While iterative development continues after this initial MVP stage, the initial iteration is crucial as it improves the application holistically and makes it more robust for the next phase. For instance, with Finnair, the iterative development led into leaving out some irrelevant features in the user interfaces of the applications while at the same time including other features that were initially not seen important. End users also spotted several exceptional cases that were not handled correctly by the initial models, which led to improving them further.
4. Evolution into a “Production-Ready” Application
After the application was iterated on and validated through initial feedback, it started to be ready for wider adoption. By following good software design practices from the beginning, transitioning from the MVP into a production application was seamless. To achieve this, some key points we followed were:
Portability: in Python, for example, using virtual environments or containers ensures that the code works when deployed in different environments (e.g. moving from development to staging).
Maintainability: writing modular code makes it easy to make modifications and switch out dependencies when required; following best practices of software version control helps keep track of changes and is useful in debugging.
Performance: in data-intensive applications, designing code to be performant from the start helps keep the development feedback loop fast. In near-real-time applications like ours, it is also crucial to ensure that adding complexity to models doesn't degrade performance significantly. Luckily, Data Science-oriented software libraries like Pandas are written with performance in mind, so it's often enough to follow best practices.
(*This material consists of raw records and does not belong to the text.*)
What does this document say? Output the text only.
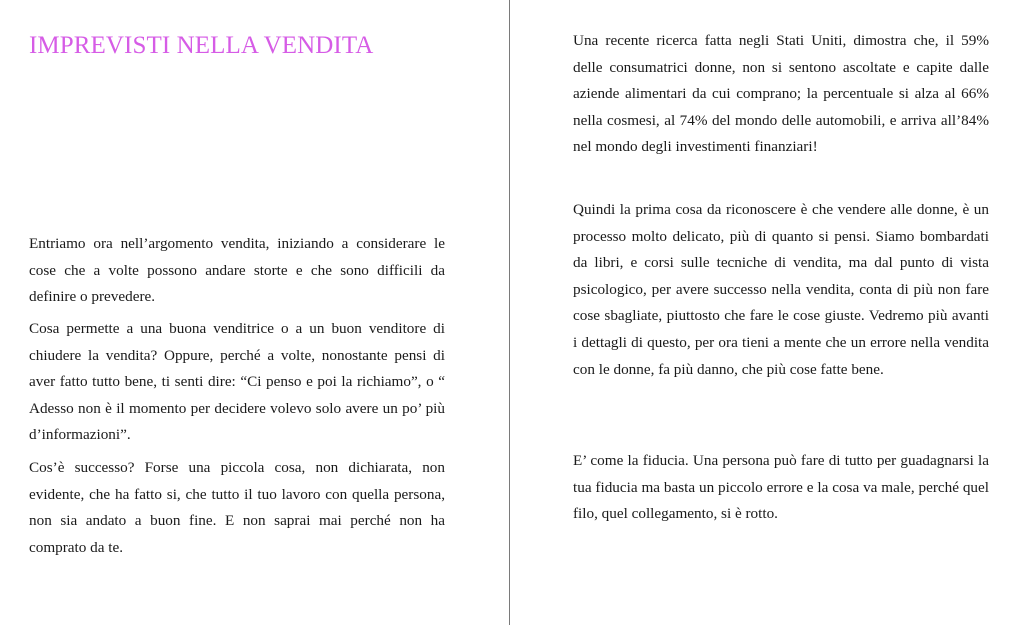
IMPREVISTI NELLA VENDITA

Entriamo ora nell’argomento vendita, iniziando a considerare le cose che a volte possono andare storte e che sono difficili da definire o prevedere.

Cosa permette a una buona venditrice o a un buon venditore di chiudere la vendita? Oppure, perché a volte, nonostante pensi di aver fatto tutto bene, ti senti dire: “Ci penso e poi la richiamo”, o “ Adesso non è il momento per decidere volevo solo avere un po’ più d’informazioni”.

Cos’è successo? Forse una piccola cosa, non dichiarata, non evidente, che ha fatto si, che tutto il tuo lavoro con quella persona, non sia andato a buon fine. E non saprai mai perché non ha comprato da te.

Una recente ricerca fatta negli Stati Uniti, dimostra che, il 59% delle consumatrici donne, non si sentono ascoltate e capite dalle aziende alimentari da cui comprano; la percentuale si alza al 66% nella cosmesi, al 74% del mondo delle automobili, e arriva all’84% nel mondo degli investimenti finanziari!

Quindi la prima cosa da riconoscere è che vendere alle donne, è un processo molto delicato, più di quanto si pensi. Siamo bombardati da libri, e corsi sulle tecniche di vendita, ma dal punto di vista psicologico, per avere successo nella vendita, conta di più non fare cose sbagliate, piuttosto che fare le cose giuste. Vedremo più avanti i dettagli di questo, per ora tieni a mente che un errore nella vendita con le donne, fa più danno, che più cose fatte bene.

E’ come la fiducia. Una persona può fare di tutto per guadagnarsi la tua fiducia ma basta un piccolo errore e la cosa va male, perché quel filo, quel collegamento, si è rotto.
Customer's needs: it is important to select tools that the customer is invested in; common reporting tools for results, and programming languages that are commonly used in the organization (e.g., with Finnair, it was deemed better to transition to a reporting tool widely used in the organization for presenting results instead of the initial custom tools developed).
Monitoring and security have to be considered thoroughly.
In our project, we were in the "production ready" stage in about five months, which is when it was introduced to a larger group of users. At this stage, we dropped the custom dashboard built in the MVP, and delivered results in Finnair's internal Business Intelligence environment; this had two main benefits:
it was already familiar to the users, so adoption was frictionless, and
managing user access became trivial.
All in all, the transition to a wider user base was surprisingly smooth, although the amount of feedback naturally increased remarkably. Thus, we introduced some custom forms for collecting and storing feedback, which significantly improved the feedback loop.
5. A Suite of Further Applications
At this point, we had a mathematical model of the core business. While still being iteratively developed, it was mature enough to yield more accurate insight than previous solutions. Having selected the initial problem carefully, we knew that the core model created opportunities for a suite of other tools and optimization processes to further improve the efficiency of business operations. Thus, together with Finnair, we planned several new MVPs that would build on this model. There were two motivations for moving forward with multiple applications: on the one hand, we wanted to quickly create more value where it was possible; and on the other hand, we wanted to lay out clarified directions for Finnair’s operational analytics by exploring the application space and validating our ideas.
The suite of applications developed was adopted to daily operational use smoothly, which was supported by training sessions for the end users as well as an on-going gathering of feedback. Sharing information about the tools for the organization and quickly incorporating improvement suggestions to the models enabled the inclusion of key people in the development efforts and fast extraction of value from the tools. This resulted in increased customer satisfaction as well as significant cost savings at Finnair. In conclusion, the five-step data science process described in this blog post has proven to be a valuable guideline as Finnair’s operational analytics area continues to evolve.